You are now in world (SPACE)-1. Character 36 in SMB's font (after 0-9A-Z) is an empty tile, used for the space character. If you duck down a pipe before SMB throws up the warp zone menu, it reads the space from the screen and interprets that as the level number. World 36-1 just happened to point to a water level with a map the same as that of 2-2. According to Pseudo_Intellectual, this level eventually ends after eight or so laps and takes you to 8-4 at the end, but I've never managed to pull that off.

If I were porting Super Mario Brothers to another console or computer, I would special-case a space character and send the player to World 2-2, a legitimate water level. Too bad Nintendo decided just to fix the collision detection in Super Mario All-Stars, the Super NES port of SMB.

I haven't gone into the warp zone code with a debugger, but commented 6502 source code for SMB at one time was available at http://darkcode.tripod.com . The code may be reading from world 4-2's underground warp zone, the one with a single pipe in the middle that leads to world 5 (and has space characters on either side).

Getting into the minus world by hexing the ROM

(added Friday, December 7, 2001)

If you have an NES emulator and a hex editor, the easiest way to get to Super Mario Bros.'s minus world is to hex the ROM's warp zone table.
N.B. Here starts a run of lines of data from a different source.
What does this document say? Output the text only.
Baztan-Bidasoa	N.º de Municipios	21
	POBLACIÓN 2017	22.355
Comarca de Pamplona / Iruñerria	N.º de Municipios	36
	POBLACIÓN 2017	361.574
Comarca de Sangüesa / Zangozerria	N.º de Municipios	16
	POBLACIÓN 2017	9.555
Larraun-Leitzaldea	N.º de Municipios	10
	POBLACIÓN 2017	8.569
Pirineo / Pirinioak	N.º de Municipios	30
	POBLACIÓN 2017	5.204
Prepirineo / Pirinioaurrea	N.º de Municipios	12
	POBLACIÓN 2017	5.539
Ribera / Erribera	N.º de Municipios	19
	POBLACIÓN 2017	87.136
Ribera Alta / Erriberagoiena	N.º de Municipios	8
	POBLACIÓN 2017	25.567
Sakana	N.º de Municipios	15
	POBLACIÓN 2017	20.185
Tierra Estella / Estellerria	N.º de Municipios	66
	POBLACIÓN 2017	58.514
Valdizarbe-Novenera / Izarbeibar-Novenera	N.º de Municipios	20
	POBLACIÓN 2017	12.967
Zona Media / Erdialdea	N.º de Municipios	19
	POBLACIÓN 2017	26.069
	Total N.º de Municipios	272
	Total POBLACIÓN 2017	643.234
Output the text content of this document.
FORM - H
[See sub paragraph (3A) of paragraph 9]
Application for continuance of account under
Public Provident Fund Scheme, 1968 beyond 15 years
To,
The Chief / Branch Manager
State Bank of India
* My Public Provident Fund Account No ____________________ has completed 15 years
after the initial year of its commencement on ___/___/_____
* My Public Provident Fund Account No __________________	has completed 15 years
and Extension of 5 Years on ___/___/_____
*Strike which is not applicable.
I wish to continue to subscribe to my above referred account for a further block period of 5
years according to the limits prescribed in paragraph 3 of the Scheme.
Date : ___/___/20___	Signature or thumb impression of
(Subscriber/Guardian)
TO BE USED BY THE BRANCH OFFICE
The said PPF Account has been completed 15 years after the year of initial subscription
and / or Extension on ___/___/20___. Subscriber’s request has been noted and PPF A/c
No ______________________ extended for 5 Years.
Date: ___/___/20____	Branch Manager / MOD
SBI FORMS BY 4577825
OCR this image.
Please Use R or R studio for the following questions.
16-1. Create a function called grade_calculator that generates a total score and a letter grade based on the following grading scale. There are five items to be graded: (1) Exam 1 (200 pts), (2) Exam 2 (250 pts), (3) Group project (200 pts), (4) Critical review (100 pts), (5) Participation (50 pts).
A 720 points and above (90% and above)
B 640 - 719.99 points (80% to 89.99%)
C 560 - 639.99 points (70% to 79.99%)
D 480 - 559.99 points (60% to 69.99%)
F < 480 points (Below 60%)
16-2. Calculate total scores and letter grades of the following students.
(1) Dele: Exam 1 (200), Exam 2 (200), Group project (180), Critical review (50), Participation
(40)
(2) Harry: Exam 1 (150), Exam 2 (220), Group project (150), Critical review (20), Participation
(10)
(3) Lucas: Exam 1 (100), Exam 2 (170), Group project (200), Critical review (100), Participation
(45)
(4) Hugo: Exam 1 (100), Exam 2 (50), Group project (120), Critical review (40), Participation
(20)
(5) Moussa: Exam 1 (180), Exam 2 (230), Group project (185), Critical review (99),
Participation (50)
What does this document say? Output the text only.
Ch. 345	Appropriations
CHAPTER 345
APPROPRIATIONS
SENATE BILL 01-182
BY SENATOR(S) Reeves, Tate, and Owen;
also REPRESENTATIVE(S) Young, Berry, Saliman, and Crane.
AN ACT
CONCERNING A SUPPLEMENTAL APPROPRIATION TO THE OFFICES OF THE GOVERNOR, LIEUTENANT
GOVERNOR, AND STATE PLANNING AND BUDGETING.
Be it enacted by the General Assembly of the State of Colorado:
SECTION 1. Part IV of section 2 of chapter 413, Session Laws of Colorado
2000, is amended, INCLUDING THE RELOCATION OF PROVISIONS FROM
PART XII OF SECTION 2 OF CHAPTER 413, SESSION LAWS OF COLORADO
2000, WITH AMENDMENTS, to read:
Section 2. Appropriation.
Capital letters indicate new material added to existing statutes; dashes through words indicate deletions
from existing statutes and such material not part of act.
At offset 0x800 in SMB1.NES (6502 address $87F0), you should see

  10 12 04 03 02 00 24 05 24 00 08 07 06 00 00 00
            |           |           |   
         1-2 end     4-2 end     4-2 top

You can change those numbers 02-08 and 24 to point to any world in the game. (24 is the hexadecimal code for 36, that is, the minus world.) The first byte in "4-2 end" apparently controls which world unlabeled pipes go to.

You can also do this with a game patcher. For Action Replay (address/data) style patchers, use "87F4:24"; for Game Genie, use GXNAGY. This code will replace 1-2's pipe to world 2 with a pipe to the minus world. I've tried this code on Super Mario Bros. version 1.1 under NESten; I can't guarantee that it works on version 1.0, nor do I know of a way to discern which version of SMB a cart contains. Sometimes there will be multiple versions of a cartridge game as the developers fix minor, mostly cosmetic bugs in the game (e.g. change "A WINNER IS YOU" in Pro Wrestling to just "  WINNER IS YOU", or "You can only miss twice!" in Super Mario Brothers 3's N-spade bonus level to "Miss twice and your out!"(sic)).